As the financial and business markets started to swoon and crash, company executives failed to grasp the importance of one of its audiences: the court of public opinion. Additionally, the democratization of finance and technology had allowed financial systems around the world to become interconnected in such a manner that when the collapse started it created a tsunami effect that still resonates today. Corporate executives ignored the public and media at their peril and the subsequent scenario was that groupthink set in as companies formed bunker mentality strategies of “no comment.”
It was 40 years ago that Yale sociologist Irving L. Janis wrote the book “Groupthink” and talked about how a group of highly intelligent people working together to solve a problem can sometimes come to the worst possible result.
We have seen over and over again that the smartest people in the room can still get it wrong when dealing with a communications crisis under a media microscope. Who is to blame when these highly educated and brilliant business executives and lawyers in all other facets of the business and financial worlds fail to understand that a company’s reputation is its No. 1 asset? I indict the business and law schools.

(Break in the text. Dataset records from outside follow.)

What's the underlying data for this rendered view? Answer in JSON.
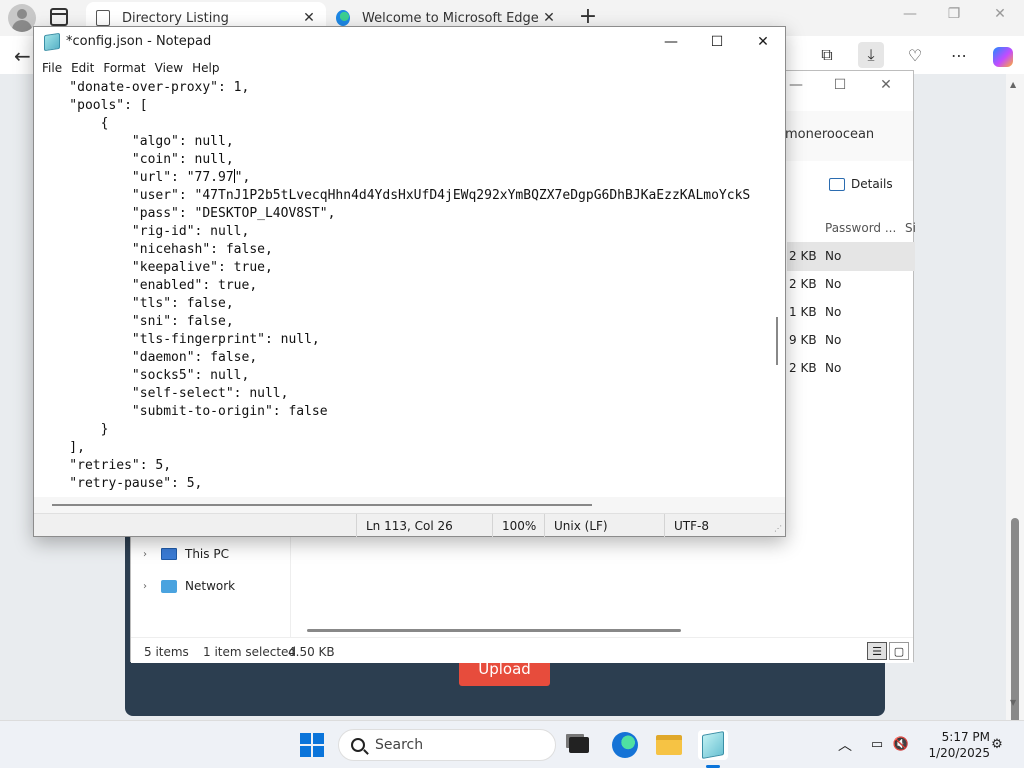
{
  "browser": {
    "tabs": [
      {
        "title": "Directory Listing",
        "favicon": "document-icon"
      },
      {
        "title": "Welcome to Microsoft Edge",
        "favicon": "edge-icon"
      }
    ],
    "toolbar_icons": [
      "collections-icon",
      "downloads-icon",
      "browser-essentials-icon",
      "more-icon",
      "copilot-icon"
    ],
    "upload_button": "Upload"
  },
  "explorer": {
    "address_partial": "moneroocean",
    "details_label": "Details",
    "columns": [
      {
        "label": "Password ..."
      },
      {
        "label": "Si"
      }
    ],
    "rows": [
      {
        "size": "2 KB",
        "password": "No"
      },
      {
        "size": "2 KB",
        "password": "No"
      },
      {
        "size": "1 KB",
        "password": "No"
      },
      {
        "size": "9 KB",
        "password": "No"
      },
      {
        "size": "2 KB",
        "password": "No"
      }
    ],
    "nav": [
      {
        "label": "This PC",
        "icon": "computer-icon"
      },
      {
        "label": "Network",
        "icon": "network-icon"
      }
    ],
    "status": {
      "items": "5 items",
      "selected": "1 item selected",
      "size": "4.50 KB"
    }
  },
  "notepad": {
    "title": "*config.json - Notepad",
    "menu": [
      "File",
      "Edit",
      "Format",
      "View",
      "Help"
    ],
    "lines_before_caret": "    \"donate-over-proxy\": 1,\n    \"pools\": [\n        {\n            \"algo\": null,\n            \"coin\": null,\n            \"url\": \"77.97",
    "lines_after_caret": "\",\n            \"user\": \"47TnJ1P2b5tLvecqHhn4d4YdsHxUfD4jEWq292xYmBQZX7eDgpG6DhBJKaEzzKALmoYckS\n            \"pass\": \"DESKTOP_L4OV8ST\",\n            \"rig-id\": null,\n            \"nicehash\": false,\n            \"keepalive\": true,\n            \"enabled\": true,\n            \"tls\": false,\n            \"sni\": false,\n            \"tls-fingerprint\": null,\n            \"daemon\": false,\n            \"socks5\": null,\n            \"self-select\": null,\n            \"submit-to-origin\": false\n        }\n    ],\n    \"retries\": 5,\n    \"retry-pause\": 5,",
    "status": {
      "position": "Ln 113, Col 26",
      "zoom": "100%",
      "line_ending": "Unix (LF)",
      "encoding": "UTF-8"
    }
  },
  "taskbar": {
    "search_placeholder": "Search",
    "apps": [
      "task-view-icon",
      "edge-icon",
      "file-explorer-icon",
      "notepad-icon"
    ],
    "time": "5:17 PM",
    "date": "1/20/2025"
  }
}
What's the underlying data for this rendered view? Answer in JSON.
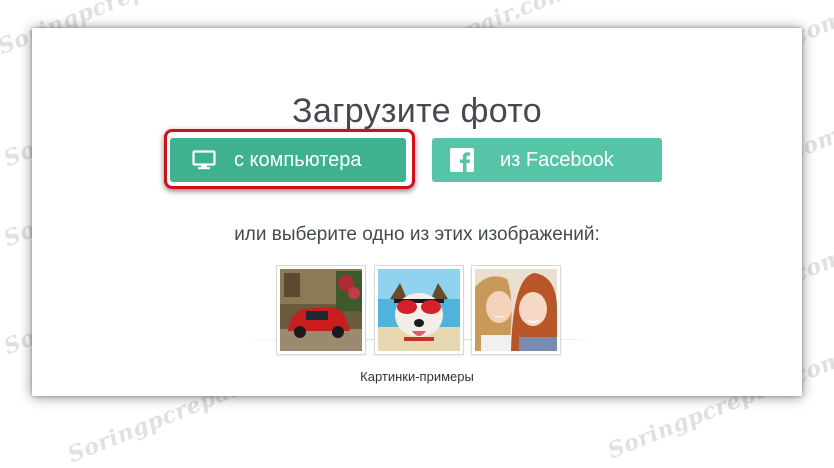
{
  "title": "Загрузите фото",
  "buttons": {
    "computer_label": "с компьютера",
    "facebook_label": "из Facebook"
  },
  "subtitle": "или выберите одно из этих изображений:",
  "examples_caption": "Картинки-примеры",
  "watermark": "Soringpcrepair.com",
  "colors": {
    "button_primary": "#3fb090",
    "button_secondary": "#56c4a6",
    "highlight_frame": "#d0111a",
    "text": "#444a50"
  },
  "icons": {
    "computer_button": "monitor-icon",
    "facebook_button": "facebook-icon"
  },
  "sample_images": [
    {
      "name": "sample-red-car-thumbnail"
    },
    {
      "name": "sample-dog-sunglasses-thumbnail"
    },
    {
      "name": "sample-two-women-thumbnail"
    }
  ]
}
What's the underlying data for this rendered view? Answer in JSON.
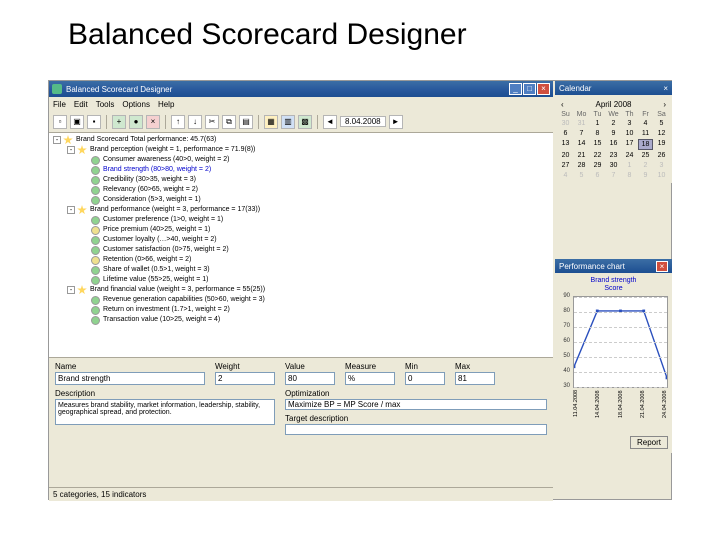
{
  "slide_title": "Balanced Scorecard Designer",
  "app": {
    "title": "Balanced Scorecard Designer",
    "window_buttons": {
      "min": "_",
      "max": "□",
      "close": "×"
    },
    "menu": [
      "File",
      "Edit",
      "Tools",
      "Options",
      "Help"
    ],
    "toolbar_date": "8.04.2008",
    "tree": [
      {
        "indent": 0,
        "exp": "-",
        "icon": "star",
        "text": "Brand Scorecard Total performance: 45.7(63)"
      },
      {
        "indent": 1,
        "exp": "-",
        "icon": "star",
        "text": "Brand perception (weight = 1, performance = 71.9(8))"
      },
      {
        "indent": 2,
        "exp": "",
        "icon": "green",
        "text": "Consumer awareness (40>0, weight = 2)"
      },
      {
        "indent": 2,
        "exp": "",
        "icon": "green",
        "text": "Brand strength (80>80, weight = 2)",
        "blue": true
      },
      {
        "indent": 2,
        "exp": "",
        "icon": "green",
        "text": "Credibility (30>35, weight = 3)"
      },
      {
        "indent": 2,
        "exp": "",
        "icon": "green",
        "text": "Relevancy (60>65, weight = 2)"
      },
      {
        "indent": 2,
        "exp": "",
        "icon": "green",
        "text": "Consideration (5>3, weight = 1)"
      },
      {
        "indent": 1,
        "exp": "-",
        "icon": "star",
        "text": "Brand performance (weight = 3, performance = 17(33))"
      },
      {
        "indent": 2,
        "exp": "",
        "icon": "green",
        "text": "Customer preference (1>0, weight = 1)"
      },
      {
        "indent": 2,
        "exp": "",
        "icon": "yellow",
        "text": "Price premium (40>25, weight = 1)"
      },
      {
        "indent": 2,
        "exp": "",
        "icon": "green",
        "text": "Customer loyalty (…>40, weight = 2)"
      },
      {
        "indent": 2,
        "exp": "",
        "icon": "green",
        "text": "Customer satisfaction (0>75, weight = 2)"
      },
      {
        "indent": 2,
        "exp": "",
        "icon": "yellow",
        "text": "Retention (0>66, weight = 2)"
      },
      {
        "indent": 2,
        "exp": "",
        "icon": "green",
        "text": "Share of wallet (0.5>1, weight = 3)"
      },
      {
        "indent": 2,
        "exp": "",
        "icon": "green",
        "text": "Lifetime value (55>25, weight = 1)"
      },
      {
        "indent": 1,
        "exp": "-",
        "icon": "star",
        "text": "Brand financial value (weight = 3, performance = 55(25))"
      },
      {
        "indent": 2,
        "exp": "",
        "icon": "green",
        "text": "Revenue generation capabilities (50>60, weight = 3)"
      },
      {
        "indent": 2,
        "exp": "",
        "icon": "green",
        "text": "Return on investment (1.7>1, weight = 2)"
      },
      {
        "indent": 2,
        "exp": "",
        "icon": "green",
        "text": "Transaction value (10>25, weight = 4)"
      }
    ],
    "form": {
      "labels": {
        "name": "Name",
        "weight": "Weight",
        "value": "Value",
        "measure": "Measure",
        "min": "Min",
        "max": "Max",
        "description": "Description",
        "optimization": "Optimization",
        "target_description": "Target description"
      },
      "name": "Brand strength",
      "weight": "2",
      "value": "80",
      "measure": "%",
      "min": "0",
      "max": "81",
      "description": "Measures brand stability, market information, leadership, stability, geographical spread, and protection.",
      "optimization": "Maximize BP = MP Score / max",
      "target_description": ""
    },
    "statusbar": "5 categories, 15 indicators"
  },
  "calendar": {
    "title": "Calendar",
    "close": "×",
    "month": "April 2008",
    "prev": "‹",
    "next": "›",
    "weekdays": [
      "Su",
      "Mo",
      "Tu",
      "We",
      "Th",
      "Fr",
      "Sa"
    ],
    "rows": [
      [
        "30",
        "31",
        "1",
        "2",
        "3",
        "4",
        "5"
      ],
      [
        "6",
        "7",
        "8",
        "9",
        "10",
        "11",
        "12"
      ],
      [
        "13",
        "14",
        "15",
        "16",
        "17",
        "18",
        "19"
      ],
      [
        "20",
        "21",
        "22",
        "23",
        "24",
        "25",
        "26"
      ],
      [
        "27",
        "28",
        "29",
        "30",
        "1",
        "2",
        "3"
      ],
      [
        "4",
        "5",
        "6",
        "7",
        "8",
        "9",
        "10"
      ]
    ],
    "today": "18"
  },
  "chart_window": {
    "title": "Performance chart",
    "close": "×",
    "heading": "Brand strength\nScore",
    "report_btn": "Report"
  },
  "chart_data": {
    "type": "line",
    "title": "Brand strength Score",
    "xlabel": "",
    "ylabel": "",
    "ylim": [
      30,
      90
    ],
    "x": [
      "11.04.2008",
      "14.04.2008",
      "18.04.2008",
      "21.04.2008",
      "24.04.2008"
    ],
    "values": [
      40,
      80,
      80,
      80,
      32
    ]
  }
}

Professor Paul Argenti, a leading business scholar of corporate communications from Dartmouth University’s Tuck School of Business, agrees that business schools don’t take communications as seriously as finance, accounting and management.
“The problem is that corporate communications only becomes extremely important when there is a crisis that will affect a corporation’s reputation,” he said,” but because this subject is not taken seriously, CEOs and senior management fail in this regard.”
Countrywide Financial in Calabasas is a perfect example of this communications groupthink mentality. Founded in 1969 by Angelo Mozilo, the company became the largest mortgage lender in the country and Mozilo became very wealthy. His company also became the largest corrupt subprime lender in the country, selling toxic mortgages to unqualified applicants. When the housing market collapsed, so did Countrywide.